The pit was collapsing.

Connor was waking up.

She lost her grip on the ladder and fell, or slid, or was pushed—she didn’t know. There was sand in her mouth, her eyes, her ears. She clawed for open air and came up blinking, coughing, struggling to stand. But before she could get to her feet, a roller coaster fell in slow motion, a giant iron skeleton coming apart. Its collapse sent out a booming echo so loud it knocked her off balance. Now the sky was breaking apart in pieces, like a jigsaw puzzle being disassembled: sand poured through the cracks, a steady downpour of it.

She got to her feet but made it only a few staggering steps before another structure fell, before the ground trembled and bucked and sent her to her knees. Up again. A surge came toward her—a shimmering high wall of white sand—and before she could move or turn or cover her face, she was trapped. There was sand in her shirt, in her nose, sand choking her. She fought blindly against the sucking weight of thousands and thousands of tons of sand—sand shaved over centuries from dream-mountains. Then she was spit out, tossed into the fine brightness of the air. She rolled onto her back, hacking, as the sand continued to bury the dream.

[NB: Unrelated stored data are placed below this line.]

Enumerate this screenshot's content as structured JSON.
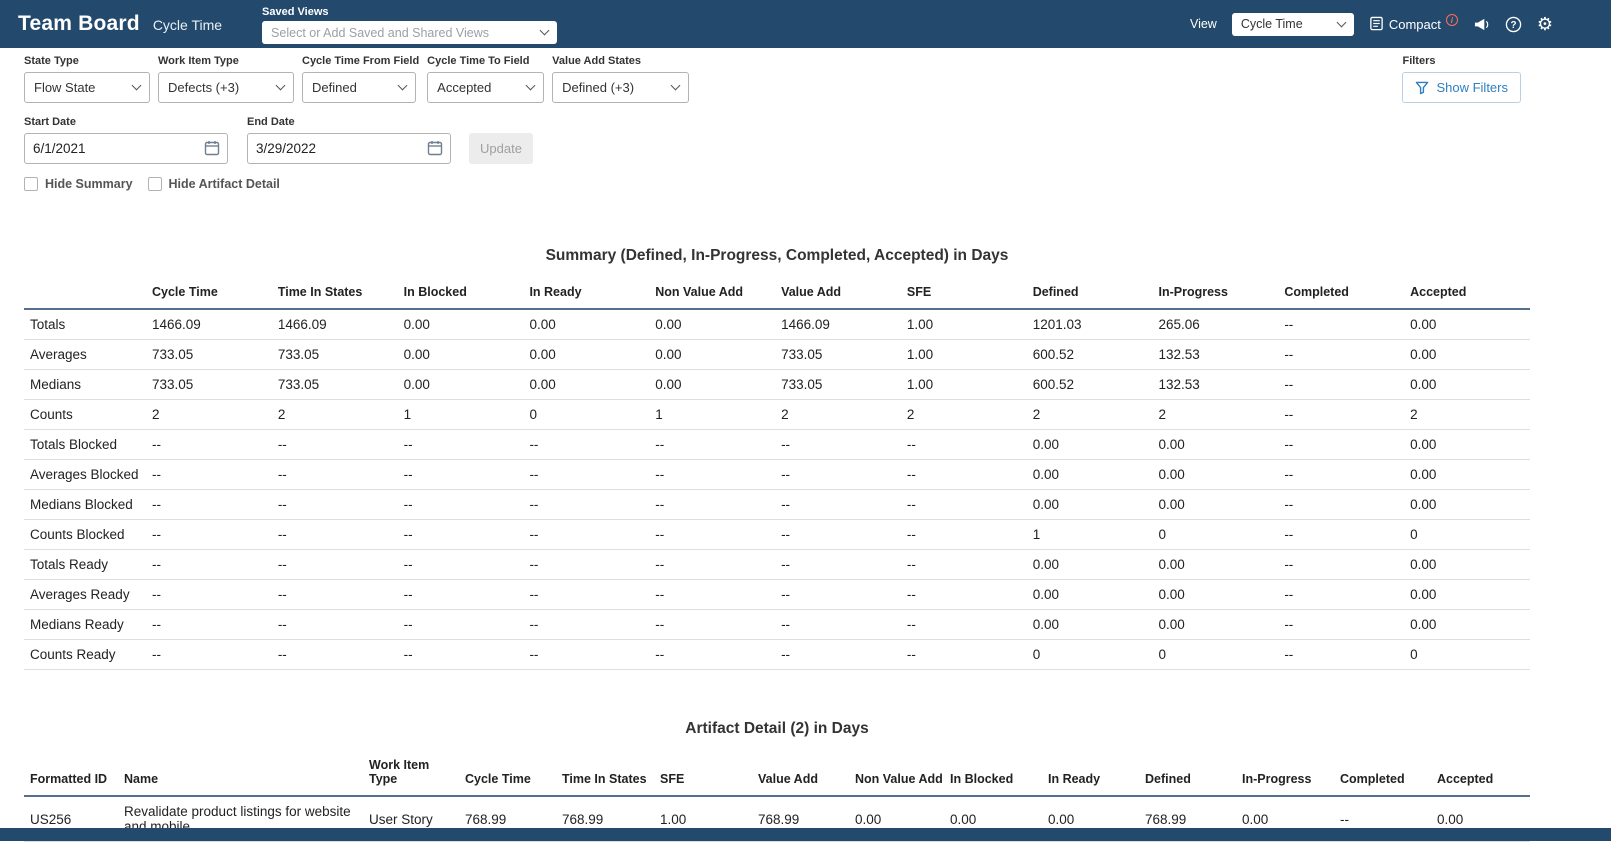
{
  "colors": {
    "header_bg": "#234a6d",
    "accent_blue": "#2f7fc1",
    "table_header_border": "#54708e",
    "badge_red": "#ff6d5a"
  },
  "header": {
    "title": "Team Board",
    "subtitle": "Cycle Time",
    "saved_views_label": "Saved Views",
    "saved_views_placeholder": "Select or Add Saved and Shared Views",
    "view_label": "View",
    "view_value": "Cycle Time",
    "compact_label": "Compact",
    "compact_badge": "i"
  },
  "filters": {
    "state_type_label": "State Type",
    "state_type_value": "Flow State",
    "work_item_type_label": "Work Item Type",
    "work_item_type_value": "Defects (+3)",
    "cycle_time_from_label": "Cycle Time From Field",
    "cycle_time_from_value": "Defined",
    "cycle_time_to_label": "Cycle Time To Field",
    "cycle_time_to_value": "Accepted",
    "value_add_states_label": "Value Add States",
    "value_add_states_value": "Defined (+3)",
    "filters_label": "Filters",
    "show_filters_button": "Show Filters",
    "start_date_label": "Start Date",
    "start_date_value": "6/1/2021",
    "end_date_label": "End Date",
    "end_date_value": "3/29/2022",
    "update_button": "Update",
    "hide_summary_label": "Hide Summary",
    "hide_artifact_detail_label": "Hide Artifact Detail"
  },
  "summary_table": {
    "title": "Summary (Defined, In-Progress, Completed, Accepted) in Days",
    "columns": [
      "",
      "Cycle Time",
      "Time In States",
      "In Blocked",
      "In Ready",
      "Non Value Add",
      "Value Add",
      "SFE",
      "Defined",
      "In-Progress",
      "Completed",
      "Accepted"
    ],
    "rows": [
      [
        "Totals",
        "1466.09",
        "1466.09",
        "0.00",
        "0.00",
        "0.00",
        "1466.09",
        "1.00",
        "1201.03",
        "265.06",
        "--",
        "0.00"
      ],
      [
        "Averages",
        "733.05",
        "733.05",
        "0.00",
        "0.00",
        "0.00",
        "733.05",
        "1.00",
        "600.52",
        "132.53",
        "--",
        "0.00"
      ],
      [
        "Medians",
        "733.05",
        "733.05",
        "0.00",
        "0.00",
        "0.00",
        "733.05",
        "1.00",
        "600.52",
        "132.53",
        "--",
        "0.00"
      ],
      [
        "Counts",
        "2",
        "2",
        "1",
        "0",
        "1",
        "2",
        "2",
        "2",
        "2",
        "--",
        "2"
      ],
      [
        "Totals Blocked",
        "--",
        "--",
        "--",
        "--",
        "--",
        "--",
        "--",
        "0.00",
        "0.00",
        "--",
        "0.00"
      ],
      [
        "Averages Blocked",
        "--",
        "--",
        "--",
        "--",
        "--",
        "--",
        "--",
        "0.00",
        "0.00",
        "--",
        "0.00"
      ],
      [
        "Medians Blocked",
        "--",
        "--",
        "--",
        "--",
        "--",
        "--",
        "--",
        "0.00",
        "0.00",
        "--",
        "0.00"
      ],
      [
        "Counts Blocked",
        "--",
        "--",
        "--",
        "--",
        "--",
        "--",
        "--",
        "1",
        "0",
        "--",
        "0"
      ],
      [
        "Totals Ready",
        "--",
        "--",
        "--",
        "--",
        "--",
        "--",
        "--",
        "0.00",
        "0.00",
        "--",
        "0.00"
      ],
      [
        "Averages Ready",
        "--",
        "--",
        "--",
        "--",
        "--",
        "--",
        "--",
        "0.00",
        "0.00",
        "--",
        "0.00"
      ],
      [
        "Medians Ready",
        "--",
        "--",
        "--",
        "--",
        "--",
        "--",
        "--",
        "0.00",
        "0.00",
        "--",
        "0.00"
      ],
      [
        "Counts Ready",
        "--",
        "--",
        "--",
        "--",
        "--",
        "--",
        "--",
        "0",
        "0",
        "--",
        "0"
      ]
    ]
  },
  "artifact_table": {
    "title": "Artifact Detail (2) in Days",
    "columns": [
      "Formatted ID",
      "Name",
      "Work Item Type",
      "Cycle Time",
      "Time In States",
      "SFE",
      "Value Add",
      "Non Value Add",
      "In Blocked",
      "In Ready",
      "Defined",
      "In-Progress",
      "Completed",
      "Accepted"
    ],
    "rows": [
      [
        "US256",
        "Revalidate product listings for website and mobile",
        "User Story",
        "768.99",
        "768.99",
        "1.00",
        "768.99",
        "0.00",
        "0.00",
        "0.00",
        "768.99",
        "0.00",
        "--",
        "0.00"
      ]
    ]
  }
}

Most of the dream was gone—rubbed away, leaving only a faint smear where the colored funhouse tents had been, an aureole of dust and destruction. She would never make it. Still, she took a step forward, and then another: moving mechanically, instinctively, without hope.

It hurt to breathe. She had never been so thirsty. She uncapped the water that the boy had given her, but before she could drink, the ground shifted again. She stumbled, landing on her hands and knees. The water seeped into the ground, a dark line of it, like a snake being sucked underground. She grabbed for it, trying to palm some of the wet sand into her mouth, desperate for even a drop, a taste, of water.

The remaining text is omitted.